ORACIÓN CADA DÍA

Memoria de los santos y de los profetas
Palabra de dios todos los dias

Memoria de los santos y de los profetas

Oración por la unidad de las Iglesias. Recuerdo especial de las Iglesias de la Comunión anglicana. Leer más

Libretto DEL GIORNO
Memoria de los santos y de los profetas
Miércoles 21 de enero

Oración por la unidad de las Iglesias. Recuerdo especial de las Iglesias de la Comunión anglicana.

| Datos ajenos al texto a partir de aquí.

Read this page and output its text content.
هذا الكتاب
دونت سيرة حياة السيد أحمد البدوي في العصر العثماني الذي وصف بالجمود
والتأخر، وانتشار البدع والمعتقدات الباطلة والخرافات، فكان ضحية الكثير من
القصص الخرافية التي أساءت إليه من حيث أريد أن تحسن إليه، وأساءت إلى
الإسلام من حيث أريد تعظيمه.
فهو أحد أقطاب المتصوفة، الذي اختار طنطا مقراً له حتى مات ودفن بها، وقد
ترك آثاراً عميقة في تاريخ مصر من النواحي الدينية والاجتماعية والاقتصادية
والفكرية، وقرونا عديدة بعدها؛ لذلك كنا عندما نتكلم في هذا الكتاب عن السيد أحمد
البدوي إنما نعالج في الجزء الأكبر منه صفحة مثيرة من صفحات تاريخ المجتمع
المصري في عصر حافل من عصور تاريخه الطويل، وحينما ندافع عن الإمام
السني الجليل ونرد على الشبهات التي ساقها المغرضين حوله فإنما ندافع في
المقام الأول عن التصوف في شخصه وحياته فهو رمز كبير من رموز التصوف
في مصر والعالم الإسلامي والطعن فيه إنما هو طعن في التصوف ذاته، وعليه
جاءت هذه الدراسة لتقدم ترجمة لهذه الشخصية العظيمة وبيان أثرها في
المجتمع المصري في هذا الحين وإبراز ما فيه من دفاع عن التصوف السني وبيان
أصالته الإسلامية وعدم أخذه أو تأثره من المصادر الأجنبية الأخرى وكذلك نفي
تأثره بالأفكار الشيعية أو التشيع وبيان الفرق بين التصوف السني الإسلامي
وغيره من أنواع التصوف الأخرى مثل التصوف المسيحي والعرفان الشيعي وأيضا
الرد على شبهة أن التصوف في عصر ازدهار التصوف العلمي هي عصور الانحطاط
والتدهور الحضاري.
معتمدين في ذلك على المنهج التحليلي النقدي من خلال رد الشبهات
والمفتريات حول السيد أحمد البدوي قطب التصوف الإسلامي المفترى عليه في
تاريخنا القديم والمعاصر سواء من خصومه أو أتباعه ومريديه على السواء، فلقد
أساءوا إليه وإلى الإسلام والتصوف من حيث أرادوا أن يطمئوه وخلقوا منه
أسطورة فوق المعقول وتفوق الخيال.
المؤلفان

Lectura de la Palabra de Dios

Aleluya, aleluya, aleluya.

Ustedes son una estirpe elegida,
un sacerdocio real, nación santa,
pueblo adquirido por Dios
para proclamar sus maravillas.

Aleluya, aleluya, aleluya.

Hebreos 7,1-3.15-17

En efecto, este Melquisedec, rey de Salem, sacerdote de Dios Altísimo, que salió al encuentro de Abraham cuando regresaba de la derrota de los reyes, y le bendijo, al cual dio Abraham el diezmo de todo, y cuyo nombre significa, en primer lugar, «rey de justicia» y, además, rey de Salem, es decir, «rey de paz», sin padre, ni madre, ni genealogía, sin comienzo de días, ni fin de vida, asemejado al Hijo de Dios, permanece sacerdote para siempre. Todo esto es mucho más evidente aún si surge otro sacerdote a semejanza de Melquisedec, que lo sea, no por ley de prescripción carnal, sino según la fuerza de una vida indestructible. De hecho, está atestiguado: Tú eres sacerdote para siempre, a semejanza de Melquisedec.

 

Aleluya, aleluya, aleluya.

Ustedes serán santos
porque yo soy santo, dice el Señor.

Aleluya, aleluya, aleluya.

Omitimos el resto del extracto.